I need to consider this more carefully, though. By this reasoning, I would never be able to part from my mother again, since whenever I left her I would be doing so at the direst moment in her life when she was more likely than ever to pass away. This will be true, assuming my mother lives through the night, whenever I see her again. I would say good night, wish her well, and depart knowing that her risk of death was increasing while I walked away, while I left her apartment building, nodding to the doorman, and then walked the quiet side street to the busier avenue where the taxis gather. It would be difficult not to wonder at such times what kind of son walks away when his mother is in ever-greater danger of dying. Who does that? Kisses an old woman at her door, his own mother, knowing the whole time that she has never been in more danger?
It would appear that I do that. Every time I have left her, I have done that. If she lives through the night, I will do it again, take my leave knowing that even though yesterday her risk of dying was terribly high, today it has grown worse. It worsens as we speak, and still I must say good-bye to her as if I don’t care that she is in increasing danger of dying.
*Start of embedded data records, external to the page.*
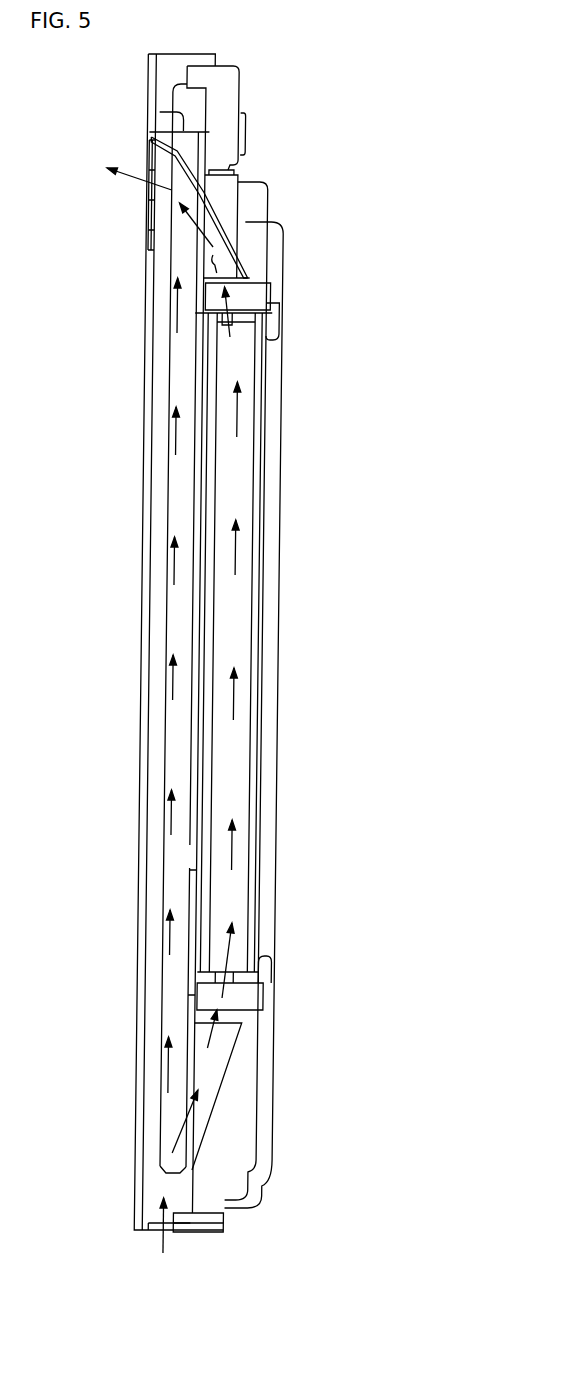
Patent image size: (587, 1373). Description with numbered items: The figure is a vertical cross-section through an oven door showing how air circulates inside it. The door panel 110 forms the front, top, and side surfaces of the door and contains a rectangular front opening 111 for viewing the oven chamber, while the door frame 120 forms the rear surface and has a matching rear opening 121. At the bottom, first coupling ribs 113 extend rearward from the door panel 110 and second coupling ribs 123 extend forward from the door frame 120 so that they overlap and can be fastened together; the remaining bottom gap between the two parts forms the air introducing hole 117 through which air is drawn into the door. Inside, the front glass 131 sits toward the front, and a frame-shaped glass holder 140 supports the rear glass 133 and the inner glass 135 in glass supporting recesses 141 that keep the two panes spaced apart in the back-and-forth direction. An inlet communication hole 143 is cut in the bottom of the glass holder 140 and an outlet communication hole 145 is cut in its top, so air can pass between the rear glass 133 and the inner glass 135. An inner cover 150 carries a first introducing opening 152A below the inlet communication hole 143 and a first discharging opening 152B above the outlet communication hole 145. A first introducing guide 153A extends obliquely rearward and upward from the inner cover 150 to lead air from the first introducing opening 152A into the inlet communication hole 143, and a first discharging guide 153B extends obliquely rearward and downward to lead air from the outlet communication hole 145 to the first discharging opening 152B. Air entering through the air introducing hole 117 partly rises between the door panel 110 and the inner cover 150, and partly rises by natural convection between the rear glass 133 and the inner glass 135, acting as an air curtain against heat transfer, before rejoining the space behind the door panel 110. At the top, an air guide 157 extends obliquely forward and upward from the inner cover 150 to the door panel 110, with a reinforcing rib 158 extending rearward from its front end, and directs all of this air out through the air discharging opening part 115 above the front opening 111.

The door panel 110 is at (146, 80).
The front opening 111 is at (147, 282).
The first coupling ribs 113 is at (152, 1230).
The air discharging opening part 115 is at (146, 207).
The air introducing hole 117 is at (180, 1232).
The door frame 120 is at (272, 218).
The rear opening 121 is at (285, 332).
The second coupling ribs 123 is at (205, 1232).
The front glass 131 is at (147, 467).
The rear glass 133 is at (258, 643).
The inner glass 135 is at (210, 630).
The glass holder 140 is at (272, 292).
The glass supporting recesses 141 is at (283, 320).
The inlet communication hole 143 is at (230, 973).
The outlet communication hole 145 is at (238, 318).
The inner cover 150 is at (190, 893).
The first introducing opening 152A is at (207, 1072).
The first discharging opening 152B is at (240, 250).
The first introducing guide 153A is at (233, 1063).
The first discharging guide 153B is at (236, 190).
The air guide 157 is at (200, 165).
The reinforcing rib 158 is at (170, 113).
I did it to her as a child, too. I said good-bye and went to school. I said good-bye and went to camp. I said good-bye on a Saturday morning and who knows when I came home. When I did this, I left my mother dying. In doorways, in kitchens, in living rooms, on lawns. Sometimes even when she was sick with a cold in bed, I said good-bye from the bottom of the stairs, just as her chances of dying had peaked. I said good-bye and went to college, when she was even more likely to die. And when I came home to visit, it wasn’t long before I departed again, leaving her to die. Just as tonight, after watching a mystery on PBS, I said good night to my mother and left her at home to die.
We speak of having one foot in the grave, but we do not speak of having both feet and both legs and then one’s entire torso, arms, and head in the grave, inside a coffin, which is covered in dirt, upon which is planted a pretty little stone.
The castle is always the same castle. Despite the mystery, despite the show, despite the cast, despite hundreds of years spanning different periods of time, it is always the same castle. A castle acquired for this purpose, perhaps, rented out to anyone needing to make a British mystery. Once there were real people living real lives in this castle, just as we, living in our own homes, consider ourselves real, with real lives. And if we consider that one day our own homes, as with the castle, will be used exclusively for the filming of television shows about people much like ourselves, it gives us a certain feeling about the destiny of our homes, where people hired to portray us will scamper about reciting sentences to each other, while off-camera the contemporary men and women, with up-to-date perspectives on life, devour unimaginable snacks and laugh at what simple, blind fools we must have been.
It is not untoward to believe that at some other location, so many years from now, an old woman and her only son will sit and watch this television show, or whatever it is called then, enjoying their dinner, not saying much, one of them sleeping, the other one looking on, waiting for her to wake up and declare something wonderful.